Wednesday, January 5, 2011

Another Bad Day

   Okayy, okayy. Today, was a bad day. Horrid, and morbid. Emotional, and reductional with feelings. So, lets start off with the fact, I HAVEN'T HAD A GOOD NIGHTS SLEEP SINCE THE FRIDAY WE STARTED OUR VACATION!! I'm so irritated lately. I go to sleep everyday at three, wake up at seven. -___- It's really used considering I try to sleep starting from ten pm. STILL, I don't sleep well. My muscles are sore, so very sore. I was starving on my walk to school, even though I ATE BREAKFAST!! I'm feeling weird, this weird spidery feeling. I get it sometimes. At school, I come wanted to talk to my friend Jack. I need some comforting, he's good at that. Although, I HATE pitty parties endlessly. He was busy with someone else. So I offer Kelly (my childhood friend<3) ginger ale. I buy it alot of her in the mornings. That's what friends are for. That and I love taking care of her. I come back, he's still busy so whatever. I sit beside Kelly whispering things about her brother.. NO I DO NOT LIKE MIKE! Well, seems like it's time to go to class already. My teachers back. -sigh- We continue on our practice for the song we have to learn. He gives us a lecture of how hard he wants us to practice. BLAH BLAH BLAH! When I'm derturmined to practice, I always ask to us the backroom. I'm very competitive. Extremely. I spent over half an hour practicing untill the first 5 bars are perfect. I cried because.. well I'm just not good with dotted notes. Hate them so much. So after that, I get out of the practice room. He gives us are marks. OH DEAR GAWD! HOW DO I HAVE A 66!?!/ I TRY TO FECKING HARD IN THAT CLASS!! ARGH!! WHY DO I HAVE A 66!?!? I'M THE ONE IN THE WHOLE CLASS WHO TRIES SOO HARD!! -sigh-  okayy, okayy. Bad start for today.

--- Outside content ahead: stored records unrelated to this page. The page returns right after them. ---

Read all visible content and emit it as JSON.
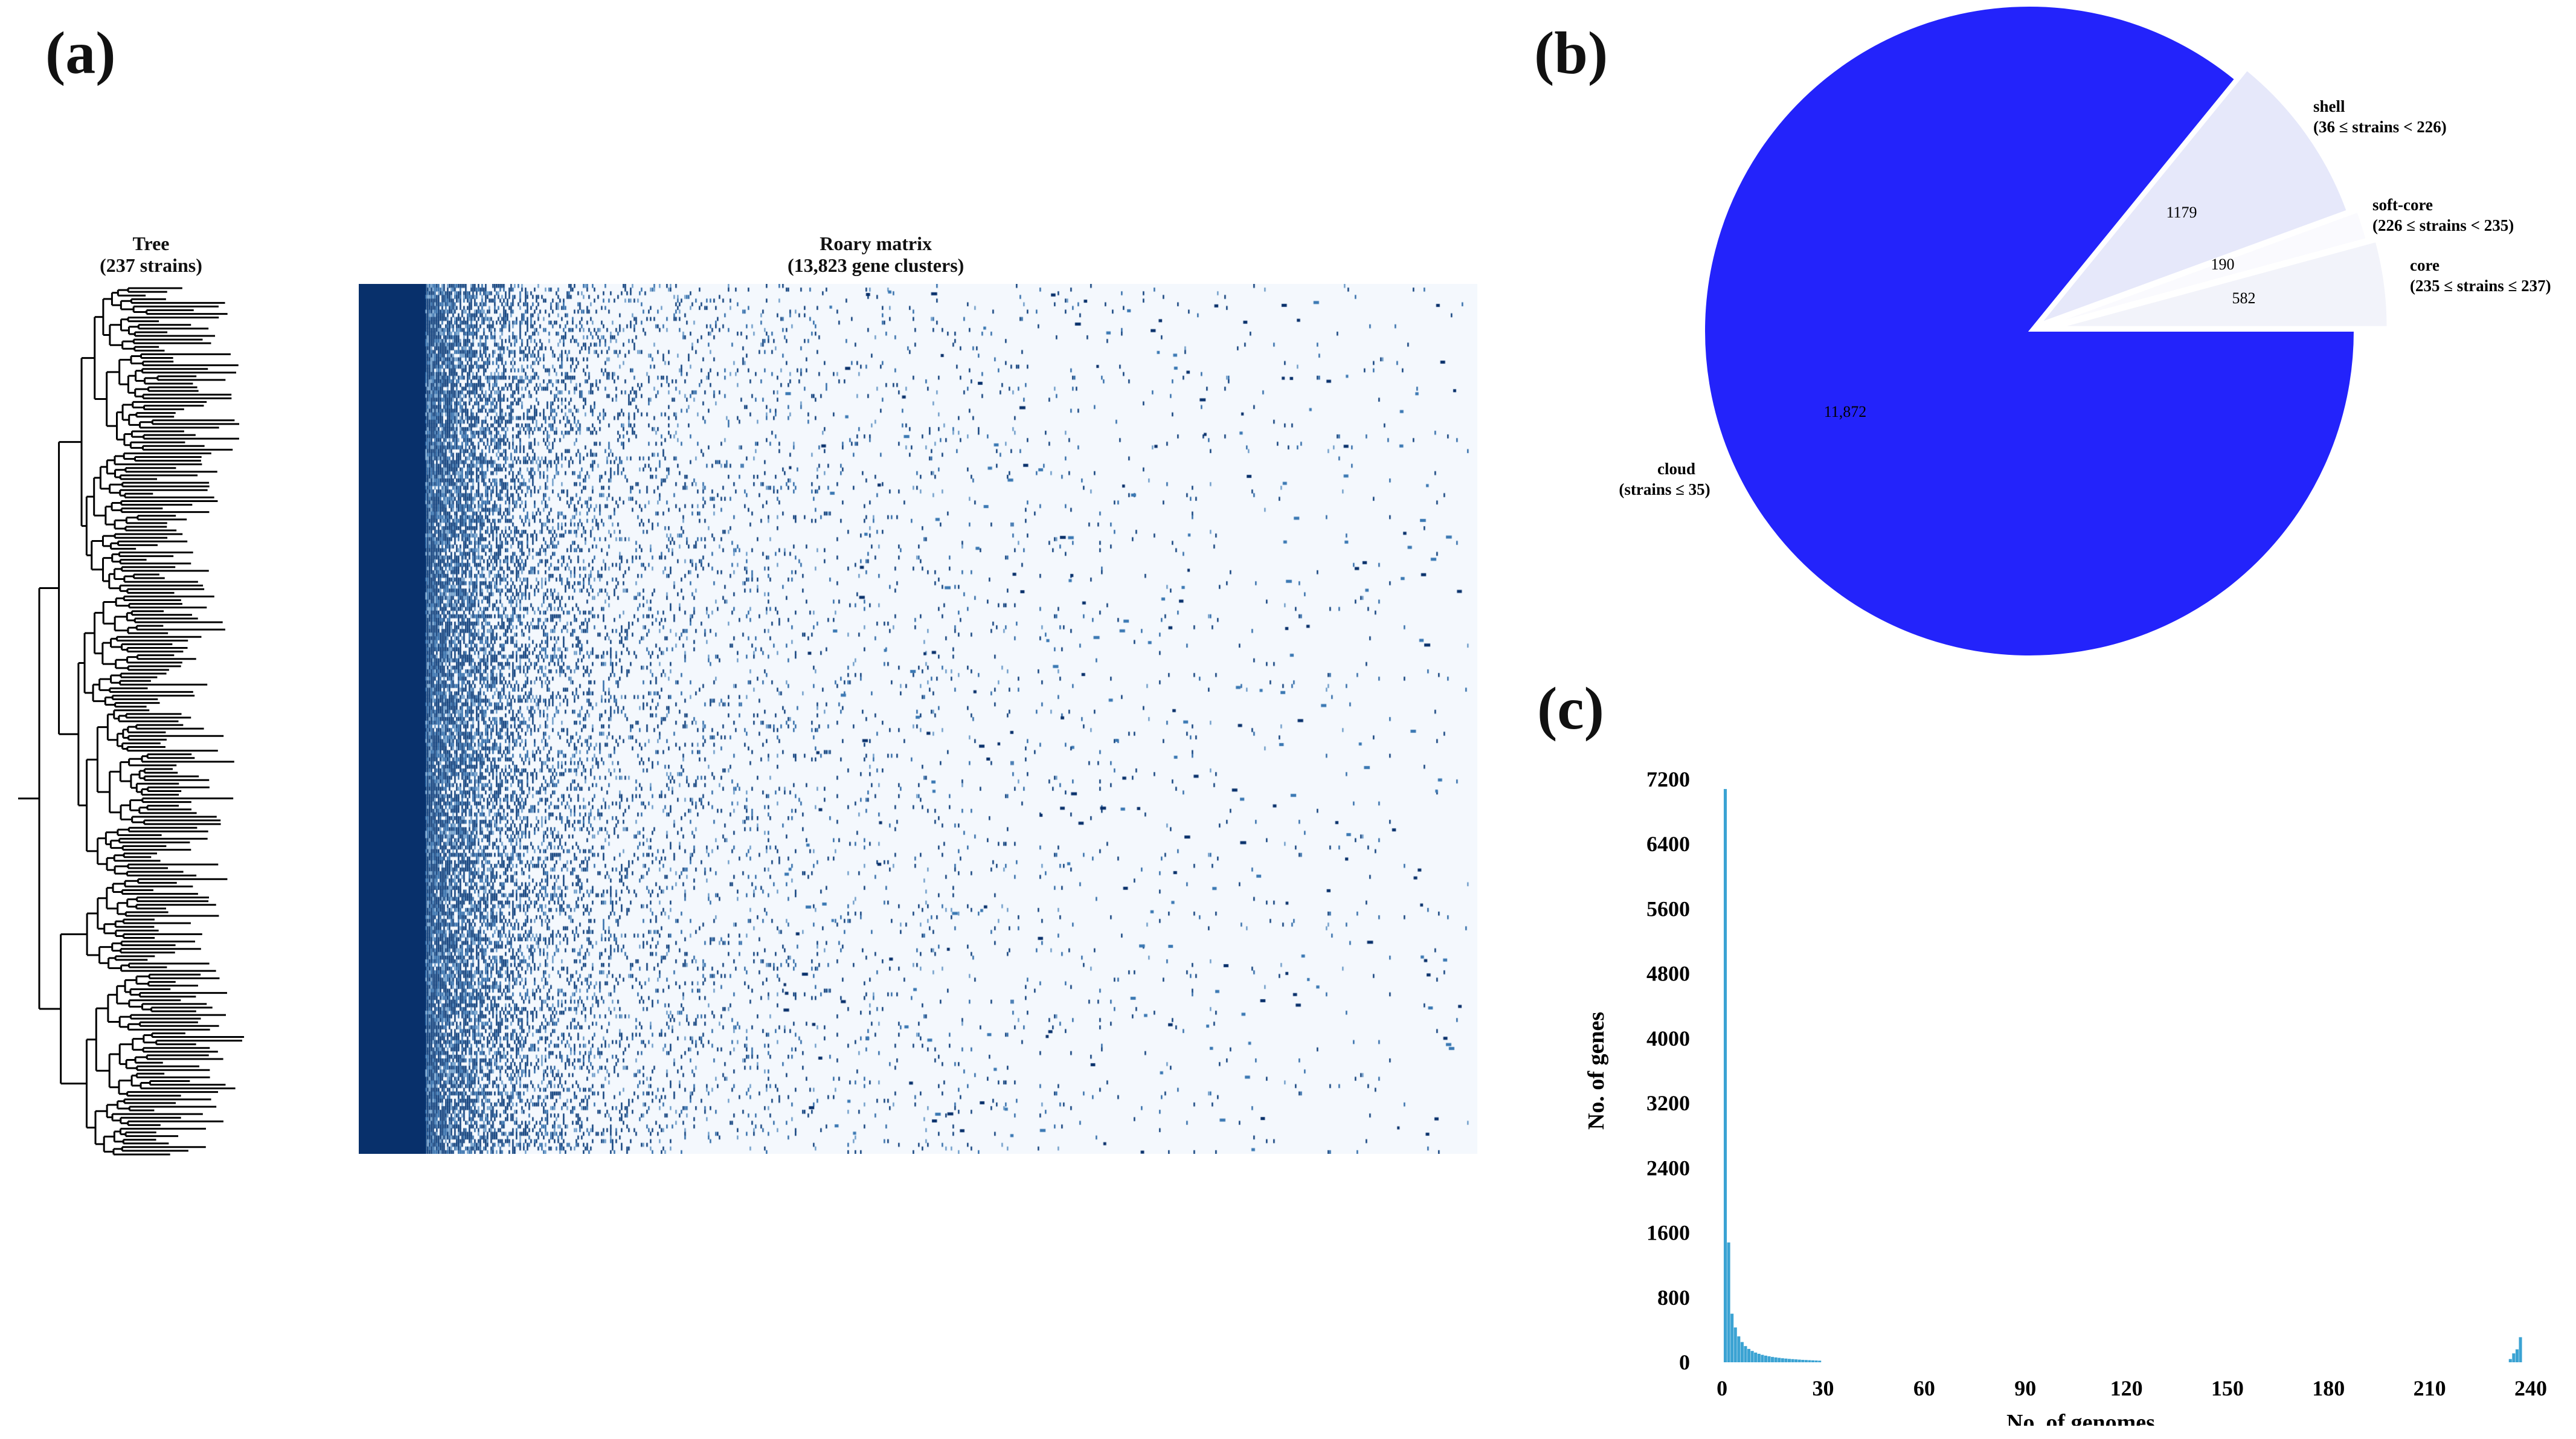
{
  "panels": {
    "a": "(a)",
    "b": "(b)",
    "c": "(c)"
  },
  "tree": {
    "title": "Tree",
    "subtitle": "(237 strains)"
  },
  "matrix": {
    "title": "Roary matrix",
    "subtitle": "(13,823 gene clusters)"
  },
  "colors": {
    "matrix_dark": "#08306b",
    "matrix_light": "#f4f8fd",
    "cloud": "#2323fb",
    "shell": "#e6e8fa",
    "softcore": "#fafafe",
    "core": "#f2f3fa",
    "hist": "#3ba3d3"
  },
  "chart_data": [
    {
      "type": "pie",
      "slices": [
        {
          "name": "cloud",
          "range": "(strains ≤ 35)",
          "value": 11872,
          "value_label": "11,872",
          "color": "#2323fb"
        },
        {
          "name": "shell",
          "range": "(36 ≤ strains < 226)",
          "value": 1179,
          "value_label": "1179",
          "color": "#e6e8fa"
        },
        {
          "name": "soft-core",
          "range": "(226 ≤ strains < 235)",
          "value": 190,
          "value_label": "190",
          "color": "#fafafe"
        },
        {
          "name": "core",
          "range": "(235 ≤ strains ≤ 237)",
          "value": 582,
          "value_label": "582",
          "color": "#f2f3fa"
        }
      ]
    },
    {
      "type": "bar",
      "xlabel": "No. of genomes",
      "ylabel": "No. of genes",
      "xlim": [
        -2,
        240
      ],
      "ylim": [
        0,
        7200
      ],
      "xticks": [
        0,
        30,
        60,
        90,
        120,
        150,
        180,
        210,
        240
      ],
      "yticks": [
        0,
        800,
        1600,
        2400,
        3200,
        4000,
        4800,
        5600,
        6400,
        7200
      ],
      "bins": [
        {
          "x": 1,
          "y": 7080
        },
        {
          "x": 2,
          "y": 1480
        },
        {
          "x": 3,
          "y": 600
        },
        {
          "x": 4,
          "y": 430
        },
        {
          "x": 5,
          "y": 320
        },
        {
          "x": 6,
          "y": 250
        },
        {
          "x": 7,
          "y": 200
        },
        {
          "x": 8,
          "y": 165
        },
        {
          "x": 9,
          "y": 140
        },
        {
          "x": 10,
          "y": 120
        },
        {
          "x": 11,
          "y": 105
        },
        {
          "x": 12,
          "y": 92
        },
        {
          "x": 13,
          "y": 82
        },
        {
          "x": 14,
          "y": 74
        },
        {
          "x": 15,
          "y": 66
        },
        {
          "x": 16,
          "y": 60
        },
        {
          "x": 17,
          "y": 55
        },
        {
          "x": 18,
          "y": 50
        },
        {
          "x": 19,
          "y": 46
        },
        {
          "x": 20,
          "y": 42
        },
        {
          "x": 21,
          "y": 39
        },
        {
          "x": 22,
          "y": 36
        },
        {
          "x": 23,
          "y": 33
        },
        {
          "x": 24,
          "y": 30
        },
        {
          "x": 25,
          "y": 28
        },
        {
          "x": 26,
          "y": 26
        },
        {
          "x": 27,
          "y": 24
        },
        {
          "x": 28,
          "y": 22
        },
        {
          "x": 29,
          "y": 20
        },
        {
          "x": 234,
          "y": 40
        },
        {
          "x": 235,
          "y": 110
        },
        {
          "x": 236,
          "y": 160
        },
        {
          "x": 237,
          "y": 310
        }
      ]
    }
  ]
}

       The bell rings after I was reading my pixie book. I walk off to english already looking depressed. In that class, I seem to be the only one who feels guilty in that class because nobody's handed in their ISP, but I seem to be the only who's broken hearted because ms. O'Neil looks like she might cry on the spot. It eats away at me.. SHIT I REALIZED, I forgot my money at home. I buy a drink and eat Jancy's left overs. I spend lunch reading. No one's really their. Hmm... I want to talk to him right now.. Great, where's my bio partner project. He's not here. Ohh their he is. We have to pick numbers out of a cup. -shivers- Were number eight. We prey SOO hard we don't go up today. I was having mini panic attacks. Erghh. That reminds me, I hate it when people say something SO UTTERLY RUDE, AND EXPECT YOU NOT TO TAKE OFFENCE INTO IT!! Anyways, we don't go up, but by the end of the class my left arm is clawed up by my nails. Math coems and I forgot to do my work. MY MATH TEACHER ALWAYS YELLS AT ME!! My friend Mike askes me if he can put his jacket my locker (I share with Kelly).. I do. He askes "what's with the lipstcik?" but I'm not wearing any. "it's chapstick." "Then why are your lips coloured." I show him it. "It makes me look pale." "Eww, pale means you don't go out alot." The turn to him and say in total sacrasic mode "CH'YEAH!! No wonder your so fat." LIKE I'M  SORRY I'M NOT AS SKINNY AS MY FRIENDS!! I'M SORRY I HAVE FAT PEOPLE GENES! I'm sorry, that my friends are asain and I'm not. Your nto taht first person who's either implied or said it. The rest of the day just FECKS me over so much. So angred. -sigh- Life goes on.